In fact the event victory itself was in jeopardy when Davis experienced a cramp in his left calf that sent him sprawling to ground in distress on his first jump but his second and sixth attempts put the competition beyond doubt – 17.06 and 17.31m.

“I had the (series title) on my mind today but when my calf started cramping I knew I wasn’t going to go out there and do it,” Davis said. “I had put up a big number last week so I wanted to be consistent with big numbers. I was disappointed but I got away from it healthy and a (win).’’
 
First time winners dominate
 
Hazel Clark won the women’s 800m in 2:01.98 for her second national title, the first coming in 2000, but first-time winners generally prevailed on the third and final day of competition just as they had done on Saturday.
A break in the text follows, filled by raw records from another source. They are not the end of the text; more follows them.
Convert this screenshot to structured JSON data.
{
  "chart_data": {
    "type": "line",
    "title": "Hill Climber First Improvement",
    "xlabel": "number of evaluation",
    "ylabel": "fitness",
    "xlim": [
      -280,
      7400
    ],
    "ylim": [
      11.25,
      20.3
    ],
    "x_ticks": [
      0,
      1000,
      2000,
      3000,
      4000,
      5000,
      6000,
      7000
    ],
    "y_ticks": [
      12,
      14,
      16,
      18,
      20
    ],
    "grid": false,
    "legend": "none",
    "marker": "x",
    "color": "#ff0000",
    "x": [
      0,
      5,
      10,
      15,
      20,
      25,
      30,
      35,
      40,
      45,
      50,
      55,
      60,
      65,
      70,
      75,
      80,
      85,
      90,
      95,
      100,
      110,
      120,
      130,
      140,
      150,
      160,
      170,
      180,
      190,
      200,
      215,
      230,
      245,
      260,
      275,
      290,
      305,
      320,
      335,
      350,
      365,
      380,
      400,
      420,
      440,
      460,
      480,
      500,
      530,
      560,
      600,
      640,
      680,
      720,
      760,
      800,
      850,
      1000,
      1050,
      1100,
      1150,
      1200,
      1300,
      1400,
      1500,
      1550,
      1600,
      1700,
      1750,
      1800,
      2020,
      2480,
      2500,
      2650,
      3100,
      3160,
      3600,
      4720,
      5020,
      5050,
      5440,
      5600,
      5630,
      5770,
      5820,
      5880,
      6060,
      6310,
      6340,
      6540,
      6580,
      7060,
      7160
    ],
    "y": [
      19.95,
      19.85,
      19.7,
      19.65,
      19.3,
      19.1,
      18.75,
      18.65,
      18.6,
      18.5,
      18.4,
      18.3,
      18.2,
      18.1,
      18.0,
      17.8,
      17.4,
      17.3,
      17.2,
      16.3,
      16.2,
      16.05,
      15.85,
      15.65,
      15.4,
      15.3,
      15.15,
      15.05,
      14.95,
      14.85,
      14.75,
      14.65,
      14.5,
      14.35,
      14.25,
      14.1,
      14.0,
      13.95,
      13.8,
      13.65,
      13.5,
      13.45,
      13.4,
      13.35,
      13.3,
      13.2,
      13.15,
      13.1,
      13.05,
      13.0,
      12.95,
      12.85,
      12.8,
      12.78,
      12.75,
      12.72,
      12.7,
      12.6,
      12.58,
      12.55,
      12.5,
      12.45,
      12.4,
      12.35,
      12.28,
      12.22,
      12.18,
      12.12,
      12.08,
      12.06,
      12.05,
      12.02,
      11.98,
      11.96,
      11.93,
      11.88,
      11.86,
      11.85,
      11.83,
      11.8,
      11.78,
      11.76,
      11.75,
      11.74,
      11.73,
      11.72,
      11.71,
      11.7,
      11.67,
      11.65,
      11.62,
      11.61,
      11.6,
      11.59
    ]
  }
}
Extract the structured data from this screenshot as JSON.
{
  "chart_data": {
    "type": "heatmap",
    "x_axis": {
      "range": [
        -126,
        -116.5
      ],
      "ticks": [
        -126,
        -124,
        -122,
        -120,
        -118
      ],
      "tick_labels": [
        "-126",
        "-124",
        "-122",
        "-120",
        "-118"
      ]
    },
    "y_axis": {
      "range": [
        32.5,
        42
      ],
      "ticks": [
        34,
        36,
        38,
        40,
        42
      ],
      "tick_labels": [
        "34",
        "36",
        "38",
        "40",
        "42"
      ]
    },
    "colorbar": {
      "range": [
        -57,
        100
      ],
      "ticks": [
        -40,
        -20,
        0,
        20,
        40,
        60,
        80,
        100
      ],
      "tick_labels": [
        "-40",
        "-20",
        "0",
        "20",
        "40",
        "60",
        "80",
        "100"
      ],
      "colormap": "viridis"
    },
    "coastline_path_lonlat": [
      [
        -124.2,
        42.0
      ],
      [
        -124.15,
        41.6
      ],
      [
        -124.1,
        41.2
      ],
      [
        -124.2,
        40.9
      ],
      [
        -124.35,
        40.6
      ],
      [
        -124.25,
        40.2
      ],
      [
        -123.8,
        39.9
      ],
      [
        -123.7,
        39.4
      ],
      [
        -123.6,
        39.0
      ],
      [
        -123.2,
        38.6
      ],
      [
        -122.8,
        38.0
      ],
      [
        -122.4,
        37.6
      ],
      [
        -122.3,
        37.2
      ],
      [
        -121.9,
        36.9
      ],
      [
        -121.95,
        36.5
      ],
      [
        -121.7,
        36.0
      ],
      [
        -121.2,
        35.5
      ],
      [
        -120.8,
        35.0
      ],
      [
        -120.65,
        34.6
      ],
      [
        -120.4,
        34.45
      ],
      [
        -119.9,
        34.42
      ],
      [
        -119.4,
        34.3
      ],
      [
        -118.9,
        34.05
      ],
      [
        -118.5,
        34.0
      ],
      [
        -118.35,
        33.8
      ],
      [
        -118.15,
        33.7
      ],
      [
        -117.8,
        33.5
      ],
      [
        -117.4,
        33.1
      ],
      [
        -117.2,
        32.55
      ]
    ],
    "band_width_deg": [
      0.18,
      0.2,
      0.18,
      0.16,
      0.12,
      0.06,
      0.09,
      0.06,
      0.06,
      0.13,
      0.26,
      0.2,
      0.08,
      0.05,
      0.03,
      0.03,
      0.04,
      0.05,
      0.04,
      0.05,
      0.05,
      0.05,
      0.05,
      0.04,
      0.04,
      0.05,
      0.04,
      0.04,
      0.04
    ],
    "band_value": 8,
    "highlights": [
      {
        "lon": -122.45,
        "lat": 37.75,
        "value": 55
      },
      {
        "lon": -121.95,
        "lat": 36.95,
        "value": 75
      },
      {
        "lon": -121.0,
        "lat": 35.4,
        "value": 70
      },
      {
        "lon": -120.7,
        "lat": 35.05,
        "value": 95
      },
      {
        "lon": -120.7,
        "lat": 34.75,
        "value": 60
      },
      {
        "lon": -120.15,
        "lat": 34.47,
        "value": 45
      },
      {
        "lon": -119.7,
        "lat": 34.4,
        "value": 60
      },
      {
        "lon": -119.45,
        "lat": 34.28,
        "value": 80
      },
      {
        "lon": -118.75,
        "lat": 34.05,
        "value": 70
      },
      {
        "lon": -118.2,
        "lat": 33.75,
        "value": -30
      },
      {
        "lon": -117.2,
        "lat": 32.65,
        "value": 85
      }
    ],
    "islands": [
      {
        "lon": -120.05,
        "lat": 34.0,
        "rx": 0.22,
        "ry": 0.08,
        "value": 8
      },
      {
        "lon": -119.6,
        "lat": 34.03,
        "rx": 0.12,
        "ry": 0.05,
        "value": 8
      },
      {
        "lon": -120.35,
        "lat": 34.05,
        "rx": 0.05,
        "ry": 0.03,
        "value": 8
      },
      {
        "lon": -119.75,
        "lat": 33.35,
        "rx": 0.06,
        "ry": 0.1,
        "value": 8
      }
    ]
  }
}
Inaugural men’s champions on Sunday (27 Feb) included Mardy Scales in the 60m (6.61m), Bershawn Jackson in the 400m (46.05), Kevin Hicks in the 800m (1:48.73), Joel Brown in the 60m Hurdles (7.60), Brad Walker in the Pole Vault (5.65m).

Along with Daigle and Carruthers, the other first-time women’s winners were DeeDee Trotter in the 400m (52.01), Amber Antonia in the 3000m Race Walk (12:55.69), Shani Marks in the Triple Jump (13.65m).